Bahwa kemudian toa menjadi sumber masalah bagi banyak orang, juga baru saya sadari setelah tergabung di facebook dan twitter dua tahun ini. Ketika masih tinggal di Jawa, meskipun berkali-kali pindah, tapi rumah saya tidak terlalu dekat dengan mesjid. Selain itu, toa di Jawa hanya berkumandang di waktu adzan dan sholat Jum’at. Volume suaranya-pun sedang saja. Bagi saya yang waktu itu masih polos, tidak memikirkan orang lain ataupun kebutuhan orang dewasa, apapun yang keluar dari mesjid itu pastilah baik, termasuk suara.

Setelah saya dewasa, saya-pun menyadari bahwa orang dewasa yang seharian mencari nafkah diluar rumah, perlu waktu untuk istirahat. Suara yang diharapkan keluar dari mesjid adalah panggilan sholat. Setelah itu, apapun yang terjadi di dalam mesjid, diharapkan hanya didengar oleh yang sedang beribadah didalamnya saja.

Setelah saya pindah ke Sumatra, beda jadinya. Di lingkungan tempat saya tinggal, meski halaman rumah luas, dan banyak rawa-rawa, namun mesjid lebih mudah dijumpai, kemungkinan ada disetiap RT. Toa disini bersuara tiga kali lipat volume suara toa di Jawa.
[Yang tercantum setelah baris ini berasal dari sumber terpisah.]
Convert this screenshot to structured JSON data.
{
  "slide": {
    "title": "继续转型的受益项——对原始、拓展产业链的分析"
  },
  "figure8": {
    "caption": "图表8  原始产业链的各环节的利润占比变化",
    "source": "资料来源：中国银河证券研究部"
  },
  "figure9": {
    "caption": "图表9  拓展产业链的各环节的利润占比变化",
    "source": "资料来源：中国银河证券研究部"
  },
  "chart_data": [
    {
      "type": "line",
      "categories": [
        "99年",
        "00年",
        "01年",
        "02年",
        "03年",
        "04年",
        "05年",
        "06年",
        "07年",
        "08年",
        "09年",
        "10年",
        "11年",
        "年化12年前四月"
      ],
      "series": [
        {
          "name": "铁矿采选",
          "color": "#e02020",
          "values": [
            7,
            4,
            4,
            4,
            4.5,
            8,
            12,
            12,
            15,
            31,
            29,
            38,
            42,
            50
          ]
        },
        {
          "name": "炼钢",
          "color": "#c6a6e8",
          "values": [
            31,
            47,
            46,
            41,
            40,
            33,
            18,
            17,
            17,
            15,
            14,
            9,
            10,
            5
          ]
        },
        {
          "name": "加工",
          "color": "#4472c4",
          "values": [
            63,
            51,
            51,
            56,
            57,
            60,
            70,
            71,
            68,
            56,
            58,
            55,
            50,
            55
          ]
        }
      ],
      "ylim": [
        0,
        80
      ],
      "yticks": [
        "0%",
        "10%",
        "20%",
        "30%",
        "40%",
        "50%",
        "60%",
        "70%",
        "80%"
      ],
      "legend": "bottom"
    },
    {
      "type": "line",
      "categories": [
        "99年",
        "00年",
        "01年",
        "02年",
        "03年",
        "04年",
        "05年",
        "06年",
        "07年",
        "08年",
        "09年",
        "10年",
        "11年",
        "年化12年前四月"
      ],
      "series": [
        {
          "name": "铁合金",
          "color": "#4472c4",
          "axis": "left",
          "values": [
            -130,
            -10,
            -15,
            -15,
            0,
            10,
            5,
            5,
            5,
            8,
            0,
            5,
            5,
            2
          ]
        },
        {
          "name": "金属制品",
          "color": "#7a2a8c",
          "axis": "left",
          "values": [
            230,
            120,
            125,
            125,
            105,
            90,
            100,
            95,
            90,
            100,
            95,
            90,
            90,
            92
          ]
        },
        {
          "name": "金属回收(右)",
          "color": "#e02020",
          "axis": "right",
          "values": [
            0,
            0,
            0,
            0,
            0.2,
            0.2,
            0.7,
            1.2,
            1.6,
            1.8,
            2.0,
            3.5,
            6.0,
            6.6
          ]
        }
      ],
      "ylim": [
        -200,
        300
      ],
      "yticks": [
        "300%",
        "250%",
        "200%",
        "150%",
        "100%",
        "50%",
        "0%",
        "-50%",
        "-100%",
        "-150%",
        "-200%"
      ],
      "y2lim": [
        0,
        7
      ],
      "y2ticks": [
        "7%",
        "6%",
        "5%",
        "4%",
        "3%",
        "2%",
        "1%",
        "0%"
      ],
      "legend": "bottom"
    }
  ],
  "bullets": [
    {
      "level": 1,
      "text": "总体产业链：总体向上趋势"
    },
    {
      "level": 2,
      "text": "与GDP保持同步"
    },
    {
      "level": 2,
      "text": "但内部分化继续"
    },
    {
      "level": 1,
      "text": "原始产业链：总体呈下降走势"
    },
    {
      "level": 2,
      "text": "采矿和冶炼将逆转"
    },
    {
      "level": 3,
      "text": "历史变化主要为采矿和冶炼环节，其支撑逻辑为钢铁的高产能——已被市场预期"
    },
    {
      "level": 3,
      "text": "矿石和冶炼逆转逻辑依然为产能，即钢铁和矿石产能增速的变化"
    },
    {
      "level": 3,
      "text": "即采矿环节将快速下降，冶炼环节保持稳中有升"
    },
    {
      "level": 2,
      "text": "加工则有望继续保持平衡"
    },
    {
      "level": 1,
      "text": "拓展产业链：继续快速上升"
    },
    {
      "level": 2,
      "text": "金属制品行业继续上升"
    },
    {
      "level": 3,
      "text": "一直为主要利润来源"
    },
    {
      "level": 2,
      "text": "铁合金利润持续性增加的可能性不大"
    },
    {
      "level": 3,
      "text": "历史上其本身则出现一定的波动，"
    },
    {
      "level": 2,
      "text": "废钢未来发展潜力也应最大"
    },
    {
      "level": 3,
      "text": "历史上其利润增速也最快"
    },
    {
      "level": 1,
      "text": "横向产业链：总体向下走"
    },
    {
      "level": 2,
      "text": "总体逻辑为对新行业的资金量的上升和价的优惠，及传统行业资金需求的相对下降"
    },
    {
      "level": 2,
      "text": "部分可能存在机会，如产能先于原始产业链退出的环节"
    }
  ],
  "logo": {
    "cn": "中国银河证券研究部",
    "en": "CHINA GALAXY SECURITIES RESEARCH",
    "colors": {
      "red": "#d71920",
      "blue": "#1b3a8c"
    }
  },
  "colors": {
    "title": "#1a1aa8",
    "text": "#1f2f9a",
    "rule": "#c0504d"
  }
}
Benar-benar keras! Corong disini bersuara setiap ada acara di mesjid, misalnya sholat, wirid, belajar ngaji, bahkan juga ibu-ibu latihan rebana. Iya, meskipun sedang latihan rebana, masih mengepas-ngepaskan suara, belum tampil yang sebenarnya.
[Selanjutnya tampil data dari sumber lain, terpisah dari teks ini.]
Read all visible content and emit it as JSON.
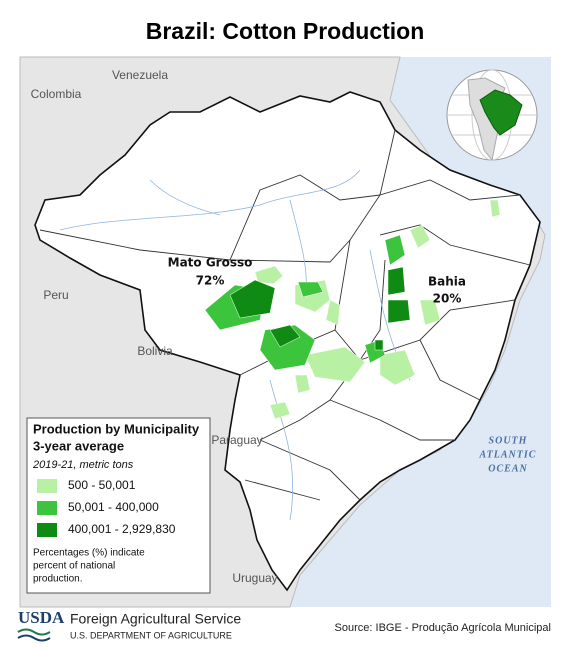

Pada awalnya saya benar-benar kaget. Ibaratnya seperti ada yang sedang berbicara tapi pas didepan telinga saya. Jangankan tidur, berpikir-pun tidak bisa, bicara dengan orang rumah-pun harus dengan volume tinggi untuk menandingi suara corong tersebut. Padahal saya sulit berbicara dengan volume yang konstan tinggi. Tapi kemudian saya putuskan untuk bersabar dan beradaptasi. Karena itu adalah kebiasaan masyarakat disini yang berbicara-pun bersuara keras. Bahkan jika menggelar pesta, yang biasanya diadakan dirumah dengan mendirikan tenda, musik Melayu dan dangdut baik live maupun rekaman bisa mengalun dari jam 09.00-24.00.

Saya memutuskan tidak memprotes siapapun. Saya menerimanya sebagai keragaman budaya, bukan sesuatu yang norak, melanggar hak asasi manusia atau melanggar toleransi. Toleransi memang menganjurkan mayoritas menghargai minoritas. Tapi dalam hal ini, saya berusaha memandang dari sudut terbaiknya saja bahwa sebagai minoritas tidak ada salahnya memberikan kesempatan pada mayoritas untuk menjalankan kebiasaannya. Sesuatu yang dipandang mengganggu oleh seseorang kan tidak harus terasa mengganggu pula bagi orang lain, terutama jika itu sudah menjadi kebiasaan yang bisa saja malah mendatangkan kenyamanan bagi mereka. Itu toleransi juga, bukan?

Nah selama bulan Ramadhan ini, toa akan berkumandang mulai jam 18.00 (maghrib jam 18.25), dimulai dengan ceramah radio yang diterus-pancarkan melalui toa, pembacaan Al-Qur’an di radio yang diterus-pancarkan melalui toa, ucapan selamat berbuka oleh pejabat-pejabat pemerintah di radio yang diterus-pancarkan melalui toa, adzan, sholat maghrib, isya, tarawih, dan diakhiri dengan tadarus sampai jam 24.00 setiap hari. Meriah, ya?

Begitulah, seperti pepatah Melayu mengatakan, lain ladang lain ilalang, lain lubuk lain ikannya.